Pour notre princesse, il s’agit d’abandonner l’enfance pour passer à l’adolescence. Le crapaud dégoûtant qui sort des profondeurs de la fontaine pour l’aider est son héraut messager.

Si vous connaissez l’histoire comme moi, vous savez que la princesse finit par revenir donner un baiser au crapaud pour qu’il se transforme en prince et l’épouser.

Un signe en pousse un autre

L’appel de l’aventure peut être constitué d’une succession de signes annonciateurs de changements.

Dans le livre, c’est le chemin du futur Bouddha qui est pris pour exemple. Le jeune prince était élevé a l’abris du monde extérieur. Son père le couvrait de distractions pour que la prophétie ne se réalise pas.

A sa naissance, on avait en effet prédit deux possibilités pour l’avenir du prince: empereur sur la Terre ou Bouddha. Son père avait une préférence pour la voie royale, donc il faisait tout son possible pour tenir son fils éloigné de la pensée de se retirer du monde.

Malgré tout, les signes se succédèrent. Les dieux avaient bien l’intention que le prince atteigne l’illumination. Ils envoyèrent d’abord un vieillard, pour faire réaliser au garçon que tout ce qui naît doit vieillir. Ensuite un malade, un mort et enfin un moine.

Cette dernière rencontre finit de convaincre le prince de se retirer du monde. L’appel de l’aventure avait fait son oeuvre et le héros allait pouvoir entamer son rite de passage pour atteindre une autre version de lui-même.

Le destin

L’appel de l’aventure est en quelque sorte un appel du destin pour le héros. L’heure a sonnée qu’il entame son périple pour découvrir qui il est vraiment et pourquoi il est venu au monde.

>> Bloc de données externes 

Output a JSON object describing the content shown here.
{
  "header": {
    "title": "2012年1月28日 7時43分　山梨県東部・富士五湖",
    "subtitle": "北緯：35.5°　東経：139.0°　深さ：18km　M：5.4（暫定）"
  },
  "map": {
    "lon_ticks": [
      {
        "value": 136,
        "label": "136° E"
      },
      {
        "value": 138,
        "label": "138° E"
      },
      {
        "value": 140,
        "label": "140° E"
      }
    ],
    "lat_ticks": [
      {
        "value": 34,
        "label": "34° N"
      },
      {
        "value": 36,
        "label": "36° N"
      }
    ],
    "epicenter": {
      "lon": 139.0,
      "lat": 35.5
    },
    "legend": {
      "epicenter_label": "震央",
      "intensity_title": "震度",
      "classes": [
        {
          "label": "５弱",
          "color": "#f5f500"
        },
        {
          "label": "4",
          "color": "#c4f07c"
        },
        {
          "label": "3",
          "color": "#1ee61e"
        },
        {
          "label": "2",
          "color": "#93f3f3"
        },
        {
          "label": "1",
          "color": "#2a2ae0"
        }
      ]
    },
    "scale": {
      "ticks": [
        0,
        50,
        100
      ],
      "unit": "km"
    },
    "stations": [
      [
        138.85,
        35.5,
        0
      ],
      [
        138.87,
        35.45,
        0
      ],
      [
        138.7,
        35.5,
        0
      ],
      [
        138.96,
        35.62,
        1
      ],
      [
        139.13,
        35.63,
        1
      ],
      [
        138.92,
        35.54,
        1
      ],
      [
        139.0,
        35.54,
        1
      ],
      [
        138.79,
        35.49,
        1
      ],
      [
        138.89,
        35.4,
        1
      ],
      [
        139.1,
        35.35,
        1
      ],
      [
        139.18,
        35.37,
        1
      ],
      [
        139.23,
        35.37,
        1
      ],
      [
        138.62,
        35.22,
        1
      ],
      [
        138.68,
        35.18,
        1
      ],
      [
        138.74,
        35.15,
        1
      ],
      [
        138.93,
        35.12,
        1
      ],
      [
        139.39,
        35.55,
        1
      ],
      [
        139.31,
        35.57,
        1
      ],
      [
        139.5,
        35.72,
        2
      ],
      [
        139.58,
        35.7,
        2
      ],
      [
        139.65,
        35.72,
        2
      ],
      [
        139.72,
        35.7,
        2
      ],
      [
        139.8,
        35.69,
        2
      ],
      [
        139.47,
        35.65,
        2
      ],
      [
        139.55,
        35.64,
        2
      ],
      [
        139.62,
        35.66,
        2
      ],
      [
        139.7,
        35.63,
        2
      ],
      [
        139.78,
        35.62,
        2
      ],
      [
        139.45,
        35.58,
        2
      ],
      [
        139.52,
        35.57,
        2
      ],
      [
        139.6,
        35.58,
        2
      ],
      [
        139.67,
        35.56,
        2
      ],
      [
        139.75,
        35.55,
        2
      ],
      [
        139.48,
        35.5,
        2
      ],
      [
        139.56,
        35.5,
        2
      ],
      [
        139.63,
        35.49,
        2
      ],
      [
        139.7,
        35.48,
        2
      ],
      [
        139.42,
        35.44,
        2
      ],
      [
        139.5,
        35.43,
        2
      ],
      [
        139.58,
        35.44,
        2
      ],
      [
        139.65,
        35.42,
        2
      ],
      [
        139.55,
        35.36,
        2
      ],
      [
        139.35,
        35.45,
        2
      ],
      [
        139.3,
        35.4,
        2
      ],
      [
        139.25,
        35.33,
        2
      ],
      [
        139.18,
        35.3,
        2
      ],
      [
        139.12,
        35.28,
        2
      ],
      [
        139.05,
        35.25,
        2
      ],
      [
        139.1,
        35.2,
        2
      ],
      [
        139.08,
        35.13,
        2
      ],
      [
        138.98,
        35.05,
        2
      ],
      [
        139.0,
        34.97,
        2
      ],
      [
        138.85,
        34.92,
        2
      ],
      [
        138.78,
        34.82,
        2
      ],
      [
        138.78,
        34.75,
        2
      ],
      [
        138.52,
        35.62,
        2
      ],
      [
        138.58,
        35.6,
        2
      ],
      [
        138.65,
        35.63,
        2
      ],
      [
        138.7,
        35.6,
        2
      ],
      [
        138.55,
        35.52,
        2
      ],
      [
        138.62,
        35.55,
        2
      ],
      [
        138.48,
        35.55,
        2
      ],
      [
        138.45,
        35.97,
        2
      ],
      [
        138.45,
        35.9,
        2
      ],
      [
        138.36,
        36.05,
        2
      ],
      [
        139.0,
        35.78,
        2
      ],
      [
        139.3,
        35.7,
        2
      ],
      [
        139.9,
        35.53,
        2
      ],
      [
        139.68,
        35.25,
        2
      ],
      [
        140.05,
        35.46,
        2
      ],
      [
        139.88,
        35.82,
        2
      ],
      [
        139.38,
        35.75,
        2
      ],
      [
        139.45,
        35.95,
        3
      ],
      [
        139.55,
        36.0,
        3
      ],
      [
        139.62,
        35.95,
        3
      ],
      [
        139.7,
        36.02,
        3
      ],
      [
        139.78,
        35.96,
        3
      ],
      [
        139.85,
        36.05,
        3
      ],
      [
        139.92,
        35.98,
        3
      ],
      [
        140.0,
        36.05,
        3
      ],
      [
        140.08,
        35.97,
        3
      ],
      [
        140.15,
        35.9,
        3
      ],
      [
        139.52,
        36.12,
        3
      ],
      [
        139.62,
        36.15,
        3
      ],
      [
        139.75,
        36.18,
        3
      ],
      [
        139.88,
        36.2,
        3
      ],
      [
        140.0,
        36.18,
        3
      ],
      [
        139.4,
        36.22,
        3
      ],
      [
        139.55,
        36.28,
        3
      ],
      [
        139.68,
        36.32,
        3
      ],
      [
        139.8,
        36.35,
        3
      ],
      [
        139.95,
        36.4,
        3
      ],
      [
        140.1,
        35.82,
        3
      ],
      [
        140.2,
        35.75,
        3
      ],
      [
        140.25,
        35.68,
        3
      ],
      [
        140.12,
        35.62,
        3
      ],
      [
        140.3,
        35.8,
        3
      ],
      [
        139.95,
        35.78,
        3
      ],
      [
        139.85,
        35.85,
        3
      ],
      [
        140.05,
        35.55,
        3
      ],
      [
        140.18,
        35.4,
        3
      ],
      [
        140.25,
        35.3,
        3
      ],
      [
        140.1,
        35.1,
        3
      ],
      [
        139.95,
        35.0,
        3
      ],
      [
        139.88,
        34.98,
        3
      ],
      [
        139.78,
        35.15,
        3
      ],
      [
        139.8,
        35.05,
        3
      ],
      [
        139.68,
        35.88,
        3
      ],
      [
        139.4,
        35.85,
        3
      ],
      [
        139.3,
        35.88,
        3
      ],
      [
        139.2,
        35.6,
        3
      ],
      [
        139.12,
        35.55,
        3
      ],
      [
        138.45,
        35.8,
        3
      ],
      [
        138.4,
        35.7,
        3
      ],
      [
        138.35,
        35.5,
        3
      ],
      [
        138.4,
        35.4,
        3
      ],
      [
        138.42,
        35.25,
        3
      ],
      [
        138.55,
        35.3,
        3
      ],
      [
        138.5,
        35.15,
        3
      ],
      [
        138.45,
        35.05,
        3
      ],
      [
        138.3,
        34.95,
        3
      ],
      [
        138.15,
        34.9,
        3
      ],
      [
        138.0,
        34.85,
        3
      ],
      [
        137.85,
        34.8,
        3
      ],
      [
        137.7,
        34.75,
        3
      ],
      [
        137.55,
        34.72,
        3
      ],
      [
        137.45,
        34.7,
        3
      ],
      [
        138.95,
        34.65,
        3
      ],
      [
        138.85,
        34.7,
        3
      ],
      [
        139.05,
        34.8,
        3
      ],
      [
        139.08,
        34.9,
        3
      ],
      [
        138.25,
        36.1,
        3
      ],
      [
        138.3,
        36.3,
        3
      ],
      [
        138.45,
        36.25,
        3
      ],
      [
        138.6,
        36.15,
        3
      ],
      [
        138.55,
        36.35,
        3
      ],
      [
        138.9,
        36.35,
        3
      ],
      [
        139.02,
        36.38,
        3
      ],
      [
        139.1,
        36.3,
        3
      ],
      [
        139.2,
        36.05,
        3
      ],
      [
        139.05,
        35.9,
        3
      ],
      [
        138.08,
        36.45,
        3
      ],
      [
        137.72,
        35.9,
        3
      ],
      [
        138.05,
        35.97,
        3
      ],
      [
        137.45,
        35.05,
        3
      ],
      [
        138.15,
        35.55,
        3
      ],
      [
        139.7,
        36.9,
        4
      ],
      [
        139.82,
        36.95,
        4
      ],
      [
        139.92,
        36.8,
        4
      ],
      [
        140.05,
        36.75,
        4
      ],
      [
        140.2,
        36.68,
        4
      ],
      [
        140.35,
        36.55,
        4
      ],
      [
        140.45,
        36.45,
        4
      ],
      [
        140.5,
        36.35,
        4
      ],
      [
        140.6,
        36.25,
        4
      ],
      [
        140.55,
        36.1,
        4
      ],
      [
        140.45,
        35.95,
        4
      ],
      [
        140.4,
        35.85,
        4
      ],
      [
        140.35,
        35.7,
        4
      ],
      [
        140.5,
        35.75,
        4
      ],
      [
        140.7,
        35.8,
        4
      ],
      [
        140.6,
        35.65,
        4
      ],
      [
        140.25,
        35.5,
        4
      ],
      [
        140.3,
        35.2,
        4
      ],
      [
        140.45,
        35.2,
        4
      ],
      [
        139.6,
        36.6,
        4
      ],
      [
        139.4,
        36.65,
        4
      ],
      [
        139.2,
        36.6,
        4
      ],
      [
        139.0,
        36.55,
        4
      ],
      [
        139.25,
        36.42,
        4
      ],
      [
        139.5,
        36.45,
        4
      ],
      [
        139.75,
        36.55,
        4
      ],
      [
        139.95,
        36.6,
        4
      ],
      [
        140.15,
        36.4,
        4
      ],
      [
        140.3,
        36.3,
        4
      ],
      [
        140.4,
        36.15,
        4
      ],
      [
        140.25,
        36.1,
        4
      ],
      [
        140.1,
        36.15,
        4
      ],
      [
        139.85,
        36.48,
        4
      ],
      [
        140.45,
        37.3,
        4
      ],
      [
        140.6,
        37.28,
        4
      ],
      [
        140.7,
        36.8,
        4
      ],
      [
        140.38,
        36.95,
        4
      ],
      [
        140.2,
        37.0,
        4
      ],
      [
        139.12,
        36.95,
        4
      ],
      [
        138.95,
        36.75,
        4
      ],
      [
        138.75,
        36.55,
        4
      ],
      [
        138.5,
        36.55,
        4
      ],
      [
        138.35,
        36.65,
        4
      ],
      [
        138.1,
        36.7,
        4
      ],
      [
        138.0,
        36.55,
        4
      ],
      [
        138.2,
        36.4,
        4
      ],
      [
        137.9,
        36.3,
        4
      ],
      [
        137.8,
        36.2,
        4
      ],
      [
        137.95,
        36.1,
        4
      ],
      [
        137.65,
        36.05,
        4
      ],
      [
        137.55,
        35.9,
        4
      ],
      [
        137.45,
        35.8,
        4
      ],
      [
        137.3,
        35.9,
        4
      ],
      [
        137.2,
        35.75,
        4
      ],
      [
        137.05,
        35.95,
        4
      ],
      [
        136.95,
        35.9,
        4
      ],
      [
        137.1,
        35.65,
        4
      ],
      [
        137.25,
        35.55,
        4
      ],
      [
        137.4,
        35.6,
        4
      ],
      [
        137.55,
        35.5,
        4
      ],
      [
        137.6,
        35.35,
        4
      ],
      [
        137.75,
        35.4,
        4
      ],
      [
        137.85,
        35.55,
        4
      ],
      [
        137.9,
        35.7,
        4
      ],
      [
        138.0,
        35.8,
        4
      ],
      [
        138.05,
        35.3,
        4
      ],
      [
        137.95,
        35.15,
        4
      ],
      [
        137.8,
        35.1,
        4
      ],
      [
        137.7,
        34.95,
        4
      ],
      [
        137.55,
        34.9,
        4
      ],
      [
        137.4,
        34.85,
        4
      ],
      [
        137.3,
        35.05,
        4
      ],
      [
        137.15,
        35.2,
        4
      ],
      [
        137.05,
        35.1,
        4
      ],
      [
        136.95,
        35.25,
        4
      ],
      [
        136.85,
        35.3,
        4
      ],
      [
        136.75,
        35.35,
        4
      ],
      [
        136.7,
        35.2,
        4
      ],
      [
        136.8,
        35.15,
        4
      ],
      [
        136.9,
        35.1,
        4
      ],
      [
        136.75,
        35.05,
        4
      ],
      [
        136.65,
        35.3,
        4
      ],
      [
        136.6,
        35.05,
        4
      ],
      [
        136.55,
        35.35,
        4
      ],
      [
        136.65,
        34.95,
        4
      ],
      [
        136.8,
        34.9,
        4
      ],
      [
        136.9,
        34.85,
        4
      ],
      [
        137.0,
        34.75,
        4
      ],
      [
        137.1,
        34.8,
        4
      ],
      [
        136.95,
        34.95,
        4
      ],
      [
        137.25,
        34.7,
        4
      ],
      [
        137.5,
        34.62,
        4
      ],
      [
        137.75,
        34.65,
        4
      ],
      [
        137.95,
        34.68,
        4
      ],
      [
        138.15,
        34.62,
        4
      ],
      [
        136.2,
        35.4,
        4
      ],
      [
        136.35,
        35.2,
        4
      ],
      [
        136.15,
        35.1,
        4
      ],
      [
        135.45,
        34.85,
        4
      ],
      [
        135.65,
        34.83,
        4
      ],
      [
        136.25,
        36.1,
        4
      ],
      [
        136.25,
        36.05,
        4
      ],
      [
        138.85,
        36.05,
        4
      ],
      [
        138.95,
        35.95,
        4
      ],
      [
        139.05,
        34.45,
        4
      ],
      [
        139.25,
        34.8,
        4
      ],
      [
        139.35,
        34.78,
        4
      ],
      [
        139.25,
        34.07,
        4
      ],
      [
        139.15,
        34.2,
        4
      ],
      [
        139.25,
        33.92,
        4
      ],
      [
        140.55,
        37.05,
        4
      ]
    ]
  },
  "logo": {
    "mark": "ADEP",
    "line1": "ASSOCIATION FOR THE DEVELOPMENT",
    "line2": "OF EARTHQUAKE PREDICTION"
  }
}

Le héros se retrouve alors à évoluer dans une zone qui ne lui est pas familière. Il peut entamer son aventure parce qu’il a lui-même décidé de prendre cette voie. Il peut aussi se faire entraîner par un “agent du destin”, chargé de lui montrer la voie.

“L’aventure peut commencer par un simple geste maladroit, comme pour la princesse de conte de fée; ou bien encore ce peut être quelque phénomène fortuit qui, au hasard d’une promenade, attire le regard et entraîne le héros loin des chemins battus.”

Joseph Campbell – “Le héros aux mille et un visages”

Donner de la profondeur à votre personnage de roman

Il peut être intéressant de glisser quelques unes de ces notions au début de votre histoire. Un acte manqué ou encore une rencontre hasardeuse peuvent “bien faire les choses” pour mettre votre héros sur les rails.

Ces notions de psychologie résonnent chez tout le monde. Vous n’avez pas besoin de les expliquer, dieu merci, au milieu de votre histoire.

Évitez par exemple d’écrire: “Paul avait égaré son alliance. Cela prouvait bien qu’il était malheureux dans son couple et que son subconscient avait fait en sorte de confirmer son désir profond de divorcer.”

Gardez ça pour vous! Votre lecteur n’a pas besoin de ces précisions. En revanche, cela peut vous être utile lors de la réalisation de votre fiche personnage.

Vos personnages de roman gagneront en profondeur si vous les dotez de détails psychologiques du quotidien.